In contrast, the Uttarakhand legislation is a regressive blow that does little more than scale back civil liberties. It is only a step in the direction of India's transformation into an absolute surveillance state.
The grip of surveillance is hardening in India. New Delhi has become the world's most surveilled city outside China in terms of video surveillance cameras per square mile. The Delhi Police uses facial recognition technology to crack down on citizens—hundreds were arrested during anti-CAA (Citizenship Amendment Act) and farmers protests in 2020. Telangana, India's most surveilled state, uses highly invasive surveillance mechanisms, including cordon-and-search operations in predominantly Muslim neighbourhoods and a centralised database of residents. Opposition leaders, activists, and journalists are the targets of highly invasive spyware such as Pegasus, which was used to hack into three hundred cell phones in 2021 and over twenty in 2023. Drones are constantly monitoring people in Kashmir in the hostile presence of armed forces.

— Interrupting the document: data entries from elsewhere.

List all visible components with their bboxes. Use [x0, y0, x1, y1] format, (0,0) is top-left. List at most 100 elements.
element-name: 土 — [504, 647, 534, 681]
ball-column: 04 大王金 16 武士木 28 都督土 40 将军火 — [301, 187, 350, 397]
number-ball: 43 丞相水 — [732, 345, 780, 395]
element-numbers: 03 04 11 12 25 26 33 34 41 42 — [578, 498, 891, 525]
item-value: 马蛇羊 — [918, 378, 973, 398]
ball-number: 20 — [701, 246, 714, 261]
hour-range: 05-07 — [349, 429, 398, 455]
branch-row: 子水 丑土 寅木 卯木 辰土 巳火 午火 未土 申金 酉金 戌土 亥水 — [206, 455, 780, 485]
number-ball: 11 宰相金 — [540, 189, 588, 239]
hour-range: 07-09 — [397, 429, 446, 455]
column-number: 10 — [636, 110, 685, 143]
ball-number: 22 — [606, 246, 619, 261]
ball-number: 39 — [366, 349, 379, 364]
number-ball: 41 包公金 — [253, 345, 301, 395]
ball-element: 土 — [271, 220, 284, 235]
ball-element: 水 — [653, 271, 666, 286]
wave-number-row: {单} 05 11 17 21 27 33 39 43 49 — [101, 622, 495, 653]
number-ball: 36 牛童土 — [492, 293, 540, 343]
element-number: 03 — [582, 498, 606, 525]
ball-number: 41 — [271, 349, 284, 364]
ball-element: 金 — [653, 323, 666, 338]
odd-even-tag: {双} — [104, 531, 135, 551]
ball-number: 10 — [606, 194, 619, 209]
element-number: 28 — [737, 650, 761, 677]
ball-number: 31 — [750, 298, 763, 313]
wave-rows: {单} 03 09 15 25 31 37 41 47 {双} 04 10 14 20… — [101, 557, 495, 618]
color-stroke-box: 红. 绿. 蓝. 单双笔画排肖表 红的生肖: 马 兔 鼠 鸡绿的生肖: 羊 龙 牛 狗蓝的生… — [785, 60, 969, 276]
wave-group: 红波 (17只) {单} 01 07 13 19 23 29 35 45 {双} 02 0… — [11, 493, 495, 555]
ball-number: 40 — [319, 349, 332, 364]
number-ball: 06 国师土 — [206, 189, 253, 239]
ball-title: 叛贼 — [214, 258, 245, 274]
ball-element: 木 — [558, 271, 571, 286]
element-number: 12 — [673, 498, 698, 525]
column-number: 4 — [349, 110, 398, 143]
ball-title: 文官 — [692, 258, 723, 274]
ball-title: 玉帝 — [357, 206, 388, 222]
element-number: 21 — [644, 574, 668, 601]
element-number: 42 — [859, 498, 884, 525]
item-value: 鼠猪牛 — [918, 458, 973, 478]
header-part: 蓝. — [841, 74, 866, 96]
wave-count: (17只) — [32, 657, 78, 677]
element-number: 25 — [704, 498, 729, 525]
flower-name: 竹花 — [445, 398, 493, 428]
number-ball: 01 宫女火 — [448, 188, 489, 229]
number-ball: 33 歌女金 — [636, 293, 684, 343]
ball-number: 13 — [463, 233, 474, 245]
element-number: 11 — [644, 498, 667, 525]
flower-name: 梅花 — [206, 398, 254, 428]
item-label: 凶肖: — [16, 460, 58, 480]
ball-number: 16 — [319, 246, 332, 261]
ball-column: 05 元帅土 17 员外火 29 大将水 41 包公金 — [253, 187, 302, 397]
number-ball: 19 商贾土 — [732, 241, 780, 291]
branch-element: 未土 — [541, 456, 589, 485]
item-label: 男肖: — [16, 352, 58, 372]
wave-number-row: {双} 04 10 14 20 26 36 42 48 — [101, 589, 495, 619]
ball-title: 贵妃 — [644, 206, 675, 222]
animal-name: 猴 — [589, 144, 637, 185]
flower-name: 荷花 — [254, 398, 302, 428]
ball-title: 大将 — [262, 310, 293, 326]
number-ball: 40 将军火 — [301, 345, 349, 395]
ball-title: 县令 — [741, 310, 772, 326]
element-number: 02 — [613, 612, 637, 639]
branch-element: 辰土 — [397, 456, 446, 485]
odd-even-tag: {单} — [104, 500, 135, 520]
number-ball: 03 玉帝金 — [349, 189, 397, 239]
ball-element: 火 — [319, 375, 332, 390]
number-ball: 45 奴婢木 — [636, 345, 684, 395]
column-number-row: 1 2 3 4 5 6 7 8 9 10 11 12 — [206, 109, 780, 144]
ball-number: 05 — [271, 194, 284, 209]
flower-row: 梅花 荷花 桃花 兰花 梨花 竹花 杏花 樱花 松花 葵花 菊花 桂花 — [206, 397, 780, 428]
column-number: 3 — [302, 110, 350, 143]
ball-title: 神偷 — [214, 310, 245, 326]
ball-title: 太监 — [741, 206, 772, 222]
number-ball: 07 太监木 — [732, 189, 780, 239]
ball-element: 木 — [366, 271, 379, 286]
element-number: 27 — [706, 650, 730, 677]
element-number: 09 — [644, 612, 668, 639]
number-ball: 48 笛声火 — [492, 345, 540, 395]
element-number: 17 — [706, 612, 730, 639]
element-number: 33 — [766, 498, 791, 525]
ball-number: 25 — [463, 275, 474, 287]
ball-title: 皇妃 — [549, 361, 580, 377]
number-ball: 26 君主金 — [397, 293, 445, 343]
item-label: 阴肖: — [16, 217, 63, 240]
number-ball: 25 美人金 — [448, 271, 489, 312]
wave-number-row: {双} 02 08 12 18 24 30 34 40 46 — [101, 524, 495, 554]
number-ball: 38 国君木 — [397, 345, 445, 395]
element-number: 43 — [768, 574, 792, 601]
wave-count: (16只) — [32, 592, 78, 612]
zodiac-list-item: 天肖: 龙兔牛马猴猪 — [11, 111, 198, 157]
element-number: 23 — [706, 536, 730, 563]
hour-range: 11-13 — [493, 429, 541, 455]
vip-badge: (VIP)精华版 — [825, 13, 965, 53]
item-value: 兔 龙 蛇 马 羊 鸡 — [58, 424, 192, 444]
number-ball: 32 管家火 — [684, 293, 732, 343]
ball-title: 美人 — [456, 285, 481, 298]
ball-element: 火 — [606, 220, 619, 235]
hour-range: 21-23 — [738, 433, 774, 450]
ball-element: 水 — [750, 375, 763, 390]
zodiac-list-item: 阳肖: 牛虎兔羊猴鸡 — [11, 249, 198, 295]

Moreover, new legislation is creating a landscape where people cannot resist even the most coercive forms of surveillance. The Telecommunications Act passed in December 2023 makes biometric verification of social media users mandatory and allows the government to intercept every message transmitted in any form. Another harsh legislation, the Post Office Act, passed simultaneously, authorises the government to intercept, inspect, and discard any postal item.
The Uttarakhand government has provided another legal cover for surveilling the most intimate aspects of people's lives. How the state will implement this legislation is yet to be seen, but the significant potential for misuse alone should have been enough to prevent the bill from passing.
* The "uniform civil code" in India refers to a proposed set of laws aimed at standardising personal laws across different religions, particularly in matters of marriage, divorce, inheritance, and adoption.